Quote:
Originally Posted by TiltonBB
It is interesting to note the changes in the quality of reporting when you travel around the country. The major markets (Boston, New York, Chicago Etc.) have more money to attract the top talent. The stutters and hiccups are a lot less prevalent at that level. It is a food chain with most reporters aspiring to get to the top but there are so few top tier positions compared to all the rest that it is very competitive and difficult to get there.

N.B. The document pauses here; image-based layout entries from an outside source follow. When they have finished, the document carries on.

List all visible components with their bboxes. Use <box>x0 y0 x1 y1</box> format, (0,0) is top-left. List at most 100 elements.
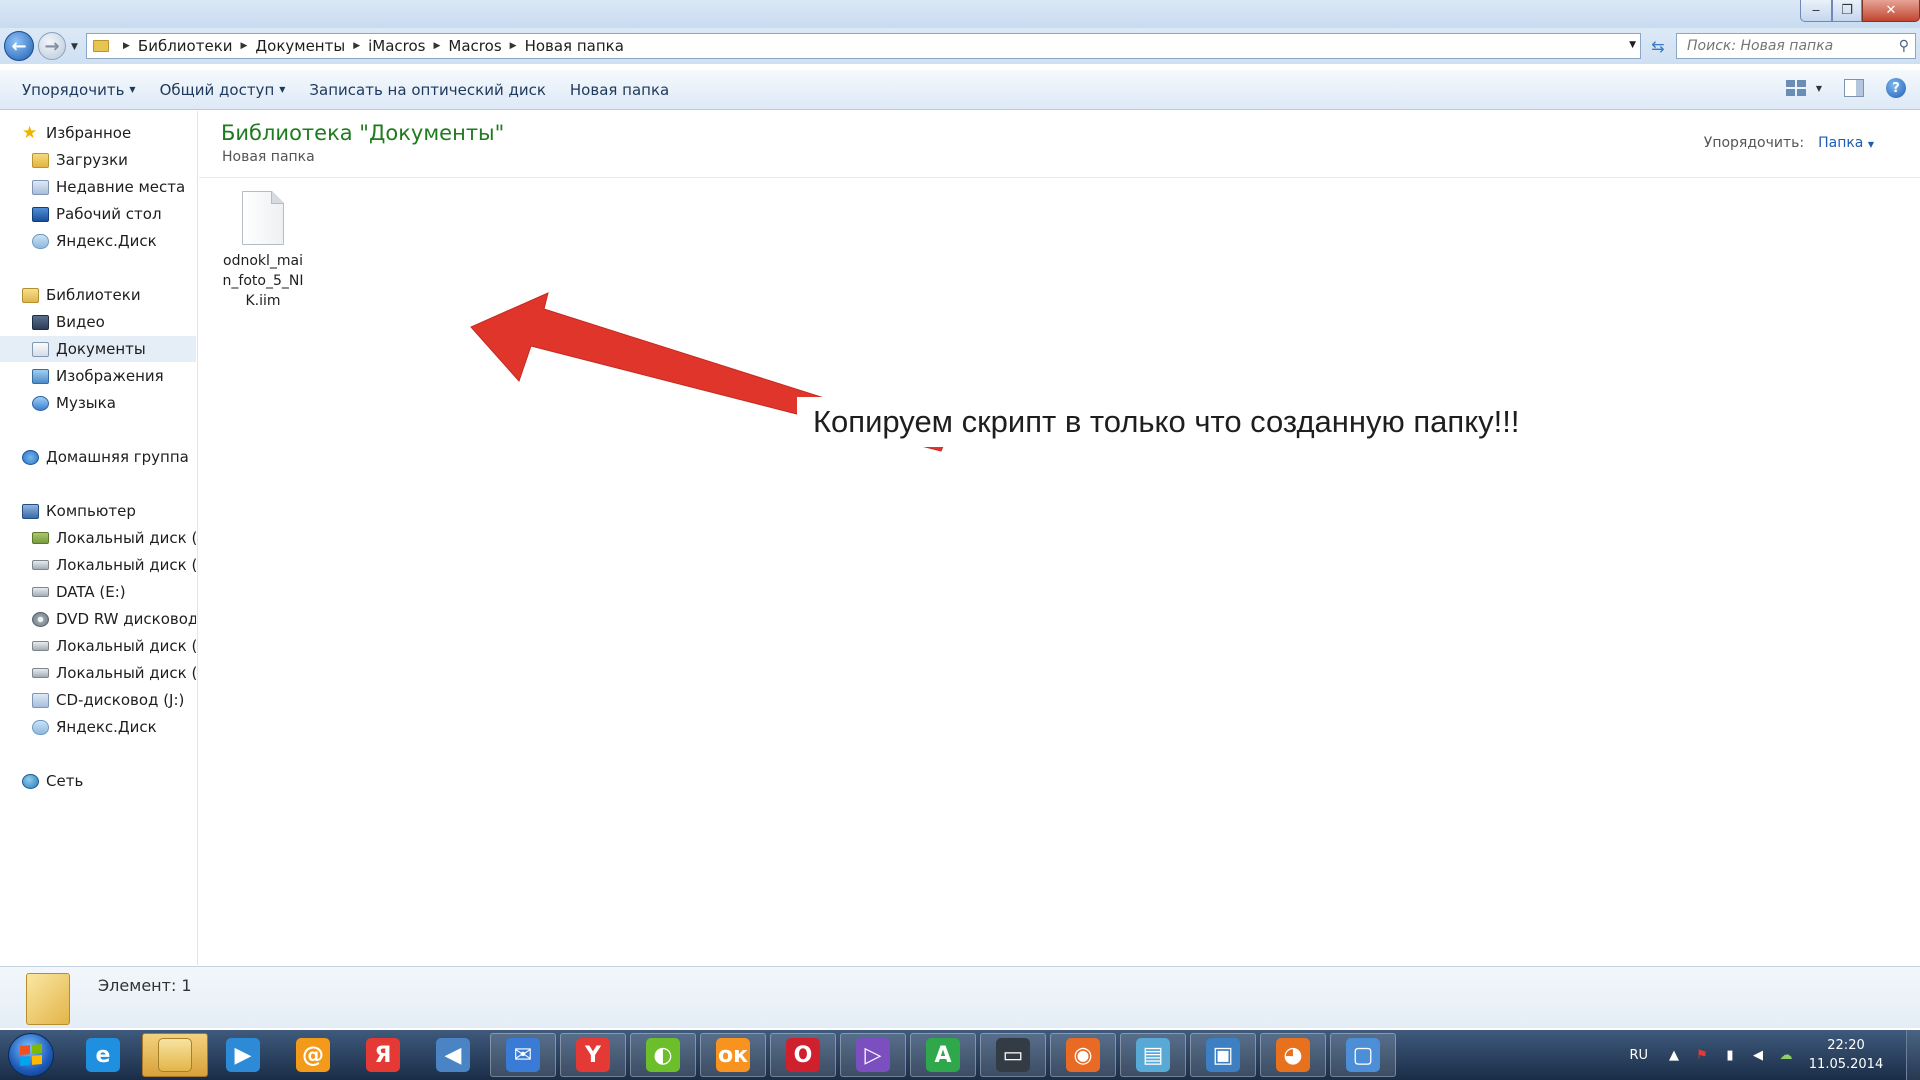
nav-downloads[interactable]: Загрузки <box>0 147 196 173</box>
taskbar-notes-button[interactable]: ▤ <box>1120 1033 1186 1077</box>
chevron-right-icon[interactable]: ▶ <box>510 41 517 51</box>
nav-label: Домашняя группа <box>46 448 189 466</box>
organize-button[interactable]: Упорядочить ▼ <box>10 70 148 110</box>
taskbar-yandex-button[interactable]: Я <box>350 1033 416 1077</box>
nav-yandex-disk-2[interactable]: Яндекс.Диск <box>0 714 196 740</box>
nav-music[interactable]: Музыка <box>0 390 196 416</box>
taskbar-odnoklassniki-button[interactable]: ок <box>700 1033 766 1077</box>
hard-disk-icon <box>32 641 49 651</box>
taskbar-apple-app-button[interactable]: ◐ <box>630 1033 696 1077</box>
taskbar-a-app-button[interactable]: A <box>910 1033 976 1077</box>
nav-disk-i[interactable]: Локальный диск (I:) <box>0 660 196 686</box>
chevron-right-icon[interactable]: ▶ <box>434 41 441 51</box>
maximize-button[interactable]: ❐ <box>1832 0 1862 22</box>
taskbar-mail-button[interactable]: ✉ <box>490 1033 556 1077</box>
breadcrumb-documents[interactable]: Документы <box>255 37 345 55</box>
taskbar-photos-button[interactable]: ▣ <box>1190 1033 1256 1077</box>
chevron-right-icon[interactable]: ▶ <box>123 41 130 51</box>
nav-desktop[interactable]: Рабочий стол <box>0 201 196 227</box>
start-button[interactable] <box>8 1033 54 1077</box>
breadcrumb-new-folder[interactable]: Новая папка <box>525 37 624 55</box>
close-button[interactable]: ✕ <box>1862 0 1920 22</box>
network-signal-icon[interactable]: ▮ <box>1722 1047 1738 1063</box>
breadcrumb-macros[interactable]: Macros <box>448 37 501 55</box>
taskbar-visual-studio-button[interactable]: ▷ <box>840 1033 906 1077</box>
nav-video[interactable]: Видео <box>0 309 196 335</box>
nav-disk-d[interactable]: Локальный диск (D: <box>0 552 196 578</box>
yandex-disk-tray-icon[interactable]: ☁ <box>1778 1047 1794 1063</box>
nav-yandex-disk[interactable]: Яндекс.Диск <box>0 228 196 254</box>
back-button[interactable]: ← <box>4 31 34 61</box>
clock[interactable]: 22:20 11.05.2014 <box>1806 1036 1886 1074</box>
address-row: ← → ▼ ▶ Библиотеки ▶ Документы ▶ iMacros… <box>0 28 1920 64</box>
cd-drive-icon <box>32 692 49 708</box>
taskbar-media-button[interactable]: ▶ <box>210 1033 276 1077</box>
nav-computer[interactable]: Компьютер <box>0 498 196 524</box>
content-area: Библиотека "Документы" Новая папка Упоря… <box>199 111 1920 965</box>
desktop-icon <box>32 206 49 222</box>
folder-icon <box>26 973 70 1025</box>
odnoklassniki-icon: ок <box>716 1038 750 1072</box>
preview-pane-icon[interactable] <box>1844 79 1864 97</box>
taskbar-opera-button[interactable]: O <box>770 1033 836 1077</box>
nav-favorites[interactable]: ★ Избранное <box>0 120 196 146</box>
taskbar-mail-ru-button[interactable]: @ <box>280 1033 346 1077</box>
show-desktop-button[interactable] <box>1906 1030 1920 1080</box>
share-button[interactable]: Общий доступ ▼ <box>148 70 298 110</box>
taskbar-yandex-browser-button[interactable]: Y <box>560 1033 626 1077</box>
nav-homegroup[interactable]: Домашняя группа <box>0 444 196 470</box>
yandex-disk-icon <box>32 233 49 249</box>
taskbar-monitor-button[interactable]: ▢ <box>1330 1033 1396 1077</box>
nav-label: Библиотеки <box>46 286 141 304</box>
address-bar[interactable]: ▶ Библиотеки ▶ Документы ▶ iMacros ▶ Mac… <box>86 33 1641 59</box>
nav-disk-h[interactable]: Локальный диск (H: <box>0 633 196 659</box>
dvd-drive-icon <box>32 611 49 627</box>
nav-label: Яндекс.Диск <box>56 718 157 736</box>
taskbar-orange-app-button[interactable]: ◉ <box>1050 1033 1116 1077</box>
search-input[interactable] <box>1687 38 1887 54</box>
back-arrow-icon: ← <box>11 35 27 57</box>
nav-label: Компьютер <box>46 502 136 520</box>
search-icon[interactable]: ⚲ <box>1899 38 1909 54</box>
show-hidden-icons-icon[interactable]: ▲ <box>1666 1047 1682 1063</box>
breadcrumb-imacros[interactable]: iMacros <box>368 37 425 55</box>
taskbar-terminal-button[interactable]: ▭ <box>980 1033 1046 1077</box>
nav-recent-places[interactable]: Недавние места <box>0 174 196 200</box>
taskbar-ie-button[interactable]: e <box>70 1033 136 1077</box>
file-item[interactable]: odnokl_main_foto_5_NIK.iim <box>221 191 305 311</box>
nav-data-e[interactable]: DATA (E:) <box>0 579 196 605</box>
nav-documents[interactable]: Документы <box>0 336 196 362</box>
recent-places-icon <box>32 179 49 195</box>
nav-dvd[interactable]: DVD RW дисковод ( <box>0 606 196 632</box>
action-center-icon[interactable]: ⚑ <box>1694 1047 1710 1063</box>
forward-button[interactable]: → <box>38 32 66 60</box>
help-icon[interactable]: ? <box>1886 78 1906 98</box>
volume-icon[interactable]: ◀ <box>1750 1047 1766 1063</box>
taskbar-volume-button[interactable]: ◀ <box>420 1033 486 1077</box>
language-indicator[interactable]: RU <box>1629 1048 1648 1063</box>
share-label: Общий доступ <box>159 80 275 99</box>
chevron-right-icon[interactable]: ▶ <box>353 41 360 51</box>
taskbar-explorer-button[interactable] <box>142 1033 208 1077</box>
nav-cd-j[interactable]: CD-дисковод (J:) <box>0 687 196 713</box>
nav-disk-c[interactable]: Локальный диск (C: <box>0 525 196 551</box>
search-box[interactable]: ⚲ <box>1676 33 1916 59</box>
nav-libraries[interactable]: Библиотеки <box>0 282 196 308</box>
nav-label: Локальный диск (H: <box>56 637 196 655</box>
nav-network[interactable]: Сеть <box>0 768 196 794</box>
address-dropdown-icon[interactable]: ▼ <box>1629 40 1636 50</box>
mail-icon: ✉ <box>506 1038 540 1072</box>
chevron-right-icon[interactable]: ▶ <box>241 41 248 51</box>
breadcrumb-libraries[interactable]: Библиотеки <box>138 37 233 55</box>
new-folder-button[interactable]: Новая папка <box>558 70 681 110</box>
refresh-button[interactable]: ⇆ <box>1645 33 1671 59</box>
minimize-button[interactable]: ‒ <box>1800 0 1832 22</box>
history-dropdown-icon[interactable]: ▼ <box>71 42 78 52</box>
taskbar-firefox-button[interactable]: ◕ <box>1260 1033 1326 1077</box>
details-pane: Элемент: 1 <box>0 966 1920 1028</box>
nav-label: Видео <box>56 313 105 331</box>
arrange-dropdown[interactable]: Папка ▼ <box>1818 135 1874 151</box>
burn-button[interactable]: Записать на оптический диск <box>297 70 557 110</box>
nav-images[interactable]: Изображения <box>0 363 196 389</box>
change-view-button[interactable]: ▼ <box>1785 80 1822 96</box>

It is also interesting to see reporting such as when a 6 wheel truck has an accident and reporter says it "jackknifed" or when a front end loader is involved with snow removal and the reporter calls it a bulldozer. These types of misstatements happen often but many of the reporters went to journalism school and went right to work in the TV business after they graduated. They have not been out living life in the real world and their exposure to it has been limited.
|
I agree with your first paragraph, but your second seems to miss some fundamental issues. First, journalism is a profession in and of itself, just like teaching, the law, policing, etc. The whole idea is that they learn how to write about topics on which they have little personal experience. Second, even if we take your point that it would be good to have personal experience on a topic before writing, your solution would create an impossible set of logistics--we get a trucker to write about jackknifes, a builder to write about development, a policeman to write about crime, etc. How many folks are working in this newsroom? When did any of them take the time to get good at writing? Aren't they all even more biased than the reporters we complain about today?